Sentar numa cadeira e ficar em silêncio não faz de ninguém um analista. Alguns lacanianos se escondem na função analítica e gozam dessa posição, o desejo do analista, força motriz da análise, também é cuidado e desejo de cuidado. Existirá uma análise sem isso? Não podemos dizer que exista um sujeito sem linguagem, da mesma maneira, não podemos dizer que haja uma linguagem sem subjetividade e presença.

O cuidado, a emoção e a empatia comunicam algo crucial: toda demanda é demanda de amor (Klein e Winnicott souberam disso muito tempo antes de Lacan).
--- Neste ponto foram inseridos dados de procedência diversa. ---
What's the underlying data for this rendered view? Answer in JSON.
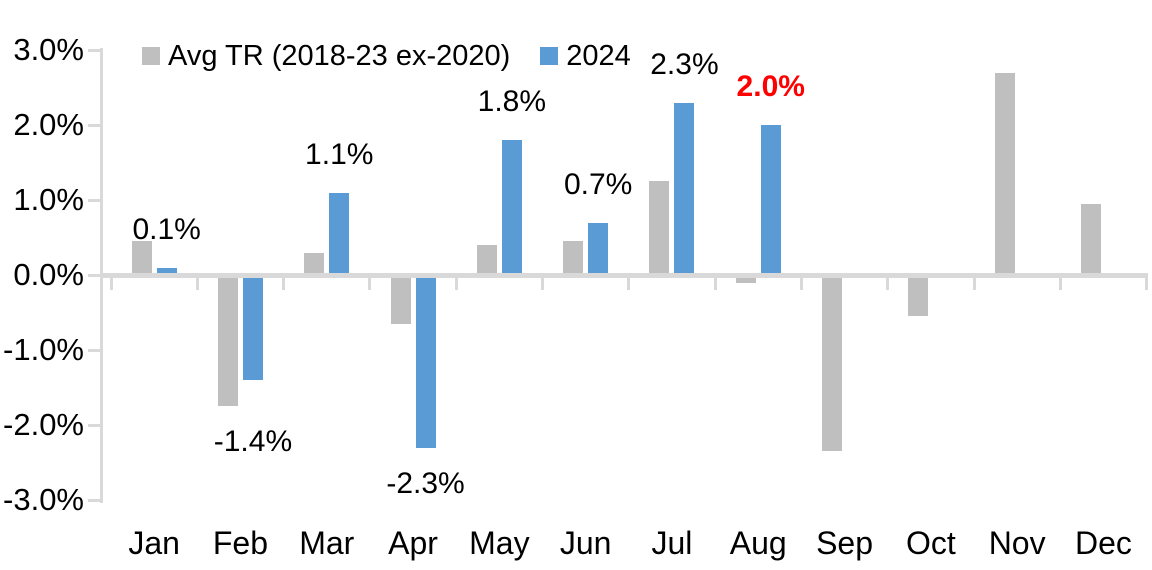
{
  "chart_data": {
    "type": "bar",
    "title": "",
    "categories": [
      "Jan",
      "Feb",
      "Mar",
      "Apr",
      "May",
      "Jun",
      "Jul",
      "Aug",
      "Sep",
      "Oct",
      "Nov",
      "Dec"
    ],
    "series": [
      {
        "name": "Avg TR (2018-23 ex-2020)",
        "color": "#BFBFBF",
        "values": [
          0.45,
          -1.75,
          0.3,
          -0.65,
          0.4,
          0.45,
          1.25,
          -0.1,
          -2.35,
          -0.55,
          2.7,
          0.95
        ]
      },
      {
        "name": "2024",
        "color": "#5B9BD5",
        "values": [
          0.1,
          -1.4,
          1.1,
          -2.3,
          1.8,
          0.7,
          2.3,
          2.0,
          null,
          null,
          null,
          null
        ],
        "data_labels": [
          "0.1%",
          "-1.4%",
          "1.1%",
          "-2.3%",
          "1.8%",
          "0.7%",
          "2.3%",
          "2.0%",
          null,
          null,
          null,
          null
        ],
        "data_label_colors": [
          "#000000",
          "#000000",
          "#000000",
          "#000000",
          "#000000",
          "#000000",
          "#000000",
          "#FF0000",
          null,
          null,
          null,
          null
        ],
        "data_label_bold": [
          false,
          false,
          false,
          false,
          false,
          false,
          false,
          true,
          null,
          null,
          null,
          null
        ]
      }
    ],
    "ylim": [
      -3.0,
      3.0
    ],
    "ytick_step": 1.0,
    "y_tick_labels": [
      "3.0%",
      "2.0%",
      "1.0%",
      "0.0%",
      "-1.0%",
      "-2.0%",
      "-3.0%"
    ],
    "values_unit": "%",
    "grid": false,
    "legend_position": "top-left",
    "axis_color": "#D9D9D9",
    "background_color": "#FFFFFF"
  }
}
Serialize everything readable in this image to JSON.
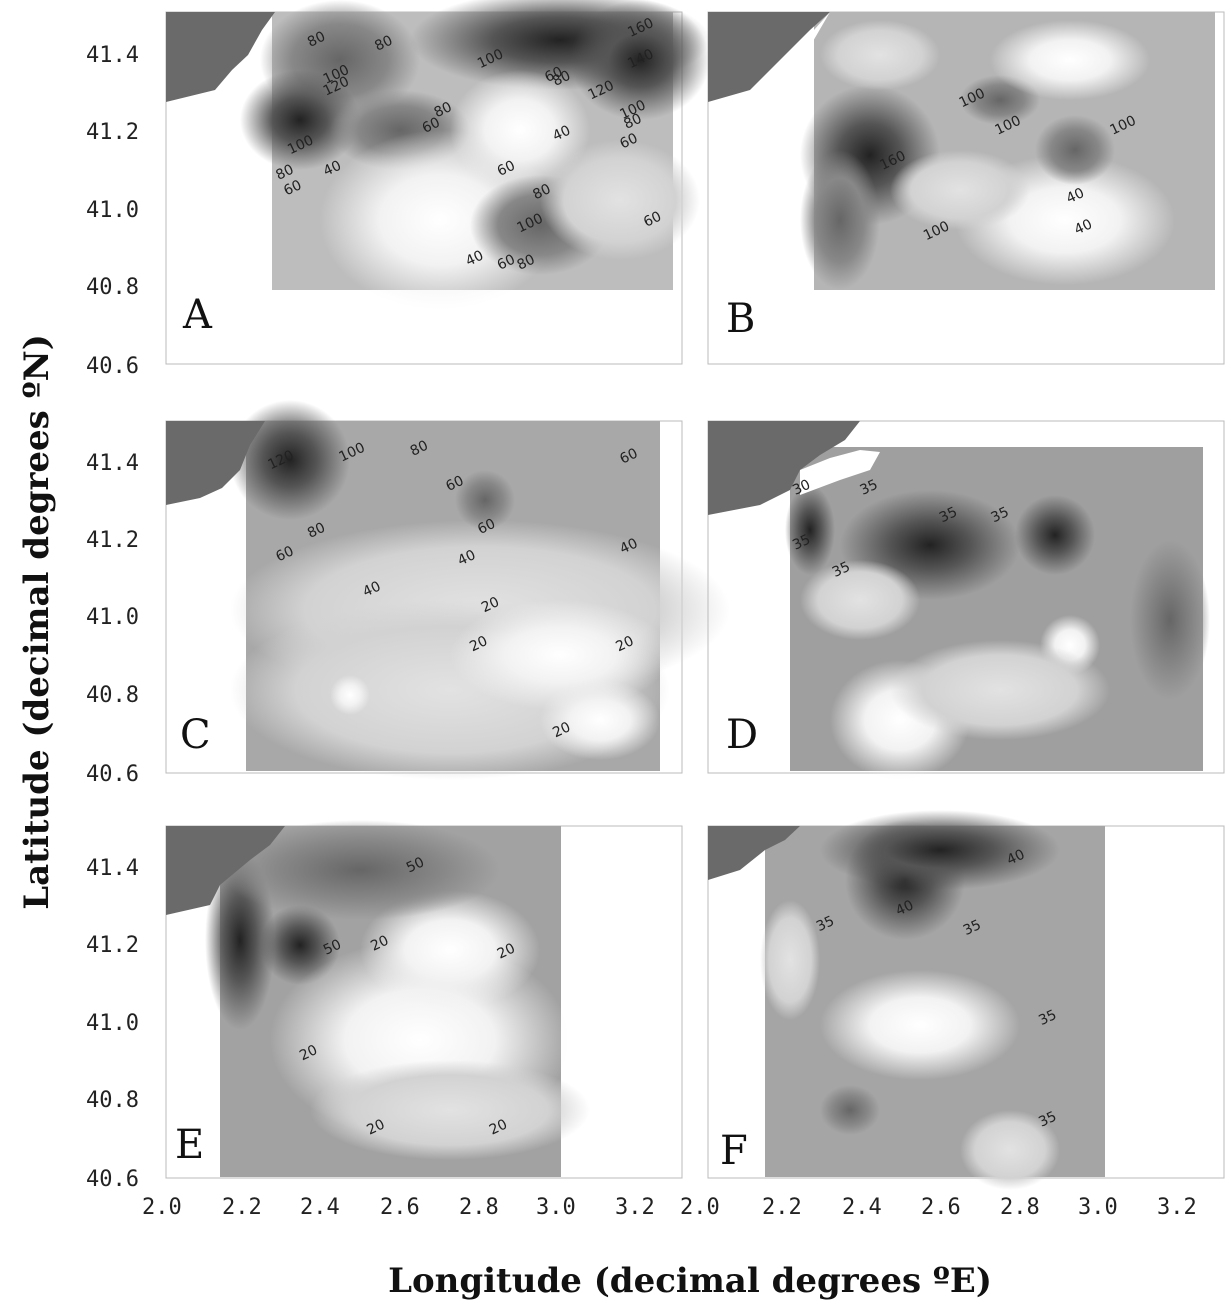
{
  "chart_data": {
    "type": "heatmap",
    "xlabel": "Longitude  (decimal degrees ºE)",
    "ylabel": "Latitude (decimal degrees ºN)",
    "xlim": [
      2.0,
      3.3
    ],
    "ylim": [
      40.6,
      41.5
    ],
    "x_ticks": [
      "2.0",
      "2.2",
      "2.4",
      "2.6",
      "2.8",
      "3.0",
      "3.2"
    ],
    "y_ticks": [
      "40.6",
      "40.8",
      "41.0",
      "41.2",
      "41.4"
    ],
    "grid": false,
    "panels": [
      {
        "label": "A",
        "data_extent": {
          "x": [
            2.27,
            3.27
          ],
          "y": [
            40.79,
            41.5
          ]
        },
        "contours": [
          {
            "text": "80",
            "x": 2.38,
            "y": 41.42
          },
          {
            "text": "80",
            "x": 2.55,
            "y": 41.41
          },
          {
            "text": "100",
            "x": 2.43,
            "y": 41.33
          },
          {
            "text": "120",
            "x": 2.43,
            "y": 41.3
          },
          {
            "text": "100",
            "x": 2.82,
            "y": 41.37
          },
          {
            "text": "60",
            "x": 2.98,
            "y": 41.33
          },
          {
            "text": "80",
            "x": 3.0,
            "y": 41.32
          },
          {
            "text": "120",
            "x": 3.1,
            "y": 41.29
          },
          {
            "text": "160",
            "x": 3.2,
            "y": 41.45
          },
          {
            "text": "140",
            "x": 3.2,
            "y": 41.37
          },
          {
            "text": "100",
            "x": 3.18,
            "y": 41.24
          },
          {
            "text": "80",
            "x": 3.18,
            "y": 41.21
          },
          {
            "text": "60",
            "x": 3.17,
            "y": 41.16
          },
          {
            "text": "60",
            "x": 2.67,
            "y": 41.2
          },
          {
            "text": "80",
            "x": 2.7,
            "y": 41.24
          },
          {
            "text": "100",
            "x": 2.34,
            "y": 41.15
          },
          {
            "text": "80",
            "x": 2.3,
            "y": 41.08
          },
          {
            "text": "60",
            "x": 2.32,
            "y": 41.04
          },
          {
            "text": "40",
            "x": 2.42,
            "y": 41.09
          },
          {
            "text": "40",
            "x": 3.0,
            "y": 41.18
          },
          {
            "text": "60",
            "x": 2.86,
            "y": 41.09
          },
          {
            "text": "80",
            "x": 2.95,
            "y": 41.03
          },
          {
            "text": "100",
            "x": 2.92,
            "y": 40.95
          },
          {
            "text": "60",
            "x": 3.23,
            "y": 40.96
          },
          {
            "text": "40",
            "x": 2.78,
            "y": 40.86
          },
          {
            "text": "60",
            "x": 2.86,
            "y": 40.85
          },
          {
            "text": "80",
            "x": 2.91,
            "y": 40.85
          }
        ]
      },
      {
        "label": "B",
        "data_extent": {
          "x": [
            2.27,
            3.27
          ],
          "y": [
            40.79,
            41.5
          ]
        },
        "contours": [
          {
            "text": "100",
            "x": 2.67,
            "y": 41.27
          },
          {
            "text": "100",
            "x": 2.76,
            "y": 41.2
          },
          {
            "text": "100",
            "x": 3.05,
            "y": 41.2
          },
          {
            "text": "160",
            "x": 2.47,
            "y": 41.11
          },
          {
            "text": "40",
            "x": 2.93,
            "y": 41.02
          },
          {
            "text": "40",
            "x": 2.95,
            "y": 40.94
          },
          {
            "text": "100",
            "x": 2.58,
            "y": 40.93
          }
        ]
      },
      {
        "label": "C",
        "data_extent": {
          "x": [
            2.21,
            3.27
          ],
          "y": [
            40.6,
            41.5
          ]
        },
        "contours": [
          {
            "text": "120",
            "x": 2.29,
            "y": 41.39
          },
          {
            "text": "100",
            "x": 2.47,
            "y": 41.41
          },
          {
            "text": "80",
            "x": 2.64,
            "y": 41.42
          },
          {
            "text": "60",
            "x": 2.73,
            "y": 41.33
          },
          {
            "text": "60",
            "x": 3.17,
            "y": 41.4
          },
          {
            "text": "80",
            "x": 2.38,
            "y": 41.21
          },
          {
            "text": "60",
            "x": 2.81,
            "y": 41.22
          },
          {
            "text": "60",
            "x": 2.3,
            "y": 41.15
          },
          {
            "text": "40",
            "x": 2.76,
            "y": 41.14
          },
          {
            "text": "40",
            "x": 3.17,
            "y": 41.17
          },
          {
            "text": "40",
            "x": 2.52,
            "y": 41.06
          },
          {
            "text": "20",
            "x": 2.82,
            "y": 41.02
          },
          {
            "text": "20",
            "x": 2.79,
            "y": 40.92
          },
          {
            "text": "20",
            "x": 3.16,
            "y": 40.92
          },
          {
            "text": "20",
            "x": 3.0,
            "y": 40.7
          }
        ]
      },
      {
        "label": "D",
        "data_extent": {
          "x": [
            2.2,
            3.27
          ],
          "y": [
            40.6,
            41.43
          ]
        },
        "contours": [
          {
            "text": "30",
            "x": 2.24,
            "y": 41.32
          },
          {
            "text": "35",
            "x": 2.41,
            "y": 41.32
          },
          {
            "text": "35",
            "x": 2.61,
            "y": 41.25
          },
          {
            "text": "35",
            "x": 2.74,
            "y": 41.25
          },
          {
            "text": "35",
            "x": 2.24,
            "y": 41.18
          },
          {
            "text": "35",
            "x": 2.34,
            "y": 41.11
          }
        ]
      },
      {
        "label": "E",
        "data_extent": {
          "x": [
            2.14,
            3.0
          ],
          "y": [
            40.6,
            41.5
          ]
        },
        "contours": [
          {
            "text": "50",
            "x": 2.63,
            "y": 41.39
          },
          {
            "text": "50",
            "x": 2.42,
            "y": 41.18
          },
          {
            "text": "20",
            "x": 2.54,
            "y": 41.19
          },
          {
            "text": "20",
            "x": 2.86,
            "y": 41.17
          },
          {
            "text": "20",
            "x": 2.36,
            "y": 40.91
          },
          {
            "text": "20",
            "x": 2.53,
            "y": 40.72
          },
          {
            "text": "20",
            "x": 2.84,
            "y": 40.72
          }
        ]
      },
      {
        "label": "F",
        "data_extent": {
          "x": [
            2.14,
            3.0
          ],
          "y": [
            40.6,
            41.5
          ]
        },
        "contours": [
          {
            "text": "40",
            "x": 2.78,
            "y": 41.41
          },
          {
            "text": "40",
            "x": 2.5,
            "y": 41.28
          },
          {
            "text": "35",
            "x": 2.3,
            "y": 41.24
          },
          {
            "text": "35",
            "x": 2.67,
            "y": 41.23
          },
          {
            "text": "35",
            "x": 2.86,
            "y": 41.0
          },
          {
            "text": "35",
            "x": 2.86,
            "y": 40.74
          }
        ]
      }
    ]
  }
}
Colocar Lacan no discurso do mestre é uma armadilha fatal; o que proponho aqui, frente ao lacanismo ortodoxo, é um lacanismo rizomático ou talvez, um lacanismo transmatricial. Devemos relembrar que a teoria lacaniana é não-toda, ela possui suas fraturas, suas feridas e suas falhas, quando insistimos numa aparência de completude produzimos e reproduzimos violências na clínica. Existe psicanálise para além do silêncio, existe psicanálise para além do nada.